La ministre, Haut-commissaire à la numérisation, Meriem Benmouloud, a indiqué que le Portail national des services numériques (Dzair Digital Services), lancé officiellement par le président de la République, M. Abdelmadjid Tebboune, constitue l'un des principaux piliers de l'édification de l'administration numérique en Algérie, amorçant ainsi une nouvelle ère de services publics plus intégrés, plus sécurisés et plus performants.
Dans une déclaration à l'APS, Mme Benmouloud a précisé que le Portail national des services numériques "n'est pas une simple plateforme électronique, mais l'aboutissement d'un écosystème numérique souverain et intégré, réunissant l'identité numérique, l'interopérabilité, la gouvernance des données, le cloud souverain, et les centres de données nationaux, ce qui en fait l'un des principaux piliers de l'édification de l'administration et de la gouvernance numérique en Algérie, ouvrant ainsi la voie à une nouvelle ère de services publics plus intégrés, plus sécurisés et plus performants".
Dans cette optique, l'ensemble des services proposés par les différents secteurs gouvernementaux ont été regroupés au sein du Portail national des services numériques, un espace qui s'appuie, pour la première fois, sur l'"identité numérique", instaurée en coordination avec le ministère de l'Intérieur, des Collectivités locales et des Transports.
Cette "identité numérique" permet de relier entre les données personnelles de l'utilisateur et ses données biométriques, afin de les mettre à la disposition des citoyens et des institutions, après l'inscription sur le Portail, puis la prise d'un rendez-vous pour son activation, en vue d'accéder à une offre élargie de services numériques, a expliqué la ministre.
"L'identité numérique" permet à son titulaire d'accéder de manière sécurisée au portail ainsi qu'à l'espace numérique de façon générale, tout en bénéficiant des différents services numériques, sans avoir à renouveler l'authentification à chaque utilisation. Elle permet également à l'administration d'identifier avec précision l'auteur de la demande, renforçant ainsi la fiabilité des services.
Mme Benmouloud a, à ce propos, précisé que le portail propose actuellement 21 services numériques, un nombre qui devrait atteindre 62 services d'ici la fin de l'année 2027, avant de s'élever à 350 services numériques à l'horizon 2028.
Cette démarche progressive s'inscrit dans le cadre de la généralisation de la numérisation complète de l'ensemble des procédures administratives et de l'objectif "zéro papier", grâce à l'interopérabilité entre les administrations permettant l'échange automatisé des données. Elle prévoit également la mise à disposition d'un portefeuille électronique destiné à conserver les documents numériques signés électroniquement dans le compte de l'utilisateur au sein du portail et à les récupérer en cas de besoin.
Afin de sécuriser le Portail national des services numériques, un environnement technologique fiable et protégé a été mis en place sous la supervision du Centre national algérien des services numériques, qui fonctionne selon une architecture de type "actif-actif", garantissant ainsi la continuité du service en toutes circonstances, a précisé la ministre.
Le Centre est certifié "Tier III", une certification internationale reconnue pour les centres de données, et l'un des plus hauts niveaux de classification à l'échelle mondiale, a rappelé Mme Benmouloud, ajoutant que cette certification "garantit un taux de disponibilité de 99,98 %, avec un fonctionnement continu 24H/24 et 7J/7, dans un espace technique offrant une protection à plusieurs niveaux ainsi qu'un échange instantané et sécurisé des données, véritable moteur de l'ensemble des solutions numériques".
Evoquant les perspectives de développement du portail national des services numériques, Mme Benmouloud a souligné que "le prochain défi consiste à l'intégrer dans la vie quotidienne des citoyens, à travers le renforcement de la culture numérique et l'élargissement de l'usage des services électroniques, afin de faciliter la gestion des démarches administratives".

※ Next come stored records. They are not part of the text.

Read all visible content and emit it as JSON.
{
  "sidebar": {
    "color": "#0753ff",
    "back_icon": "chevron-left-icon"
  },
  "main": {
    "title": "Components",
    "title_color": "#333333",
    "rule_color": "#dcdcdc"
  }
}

Pour atteindre cet objectif, a-t-elle poursuivi, "les efforts seront orientés à l'avenir vers une réduction encore plus importante du nombre de documents requis dans la constitution des différents dossiers, grâce à la mise à disposition automatique des données par les administrations concernées, ce qui permettra d'alléger les charges administratives et d'assurer un service plus rapide et plus efficace".
Mme Benmouloud est également revenue sur les différentes étapes de la transformation numérique en Algérie, précisant qu'elle s'est appuyée sur "un processus organisationnel et technologique mûrement réfléchi, amorcé par la mise en place de data centers, du réseau souverain et de la gouvernance des données, avant de se concrétiser à travers le portail national des services numériques".
Elle a conclu en rappelant que le Haut-Commissariat à la Numérisation, chargé par le président de la République de conduire la transformation numérique du pays, avait entamé ses travaux par un état des lieux et la définition des priorités, avant d'engager la mise en place des fondements stratégiques et technologiques du système numérique reposant sur la gouvernance des données.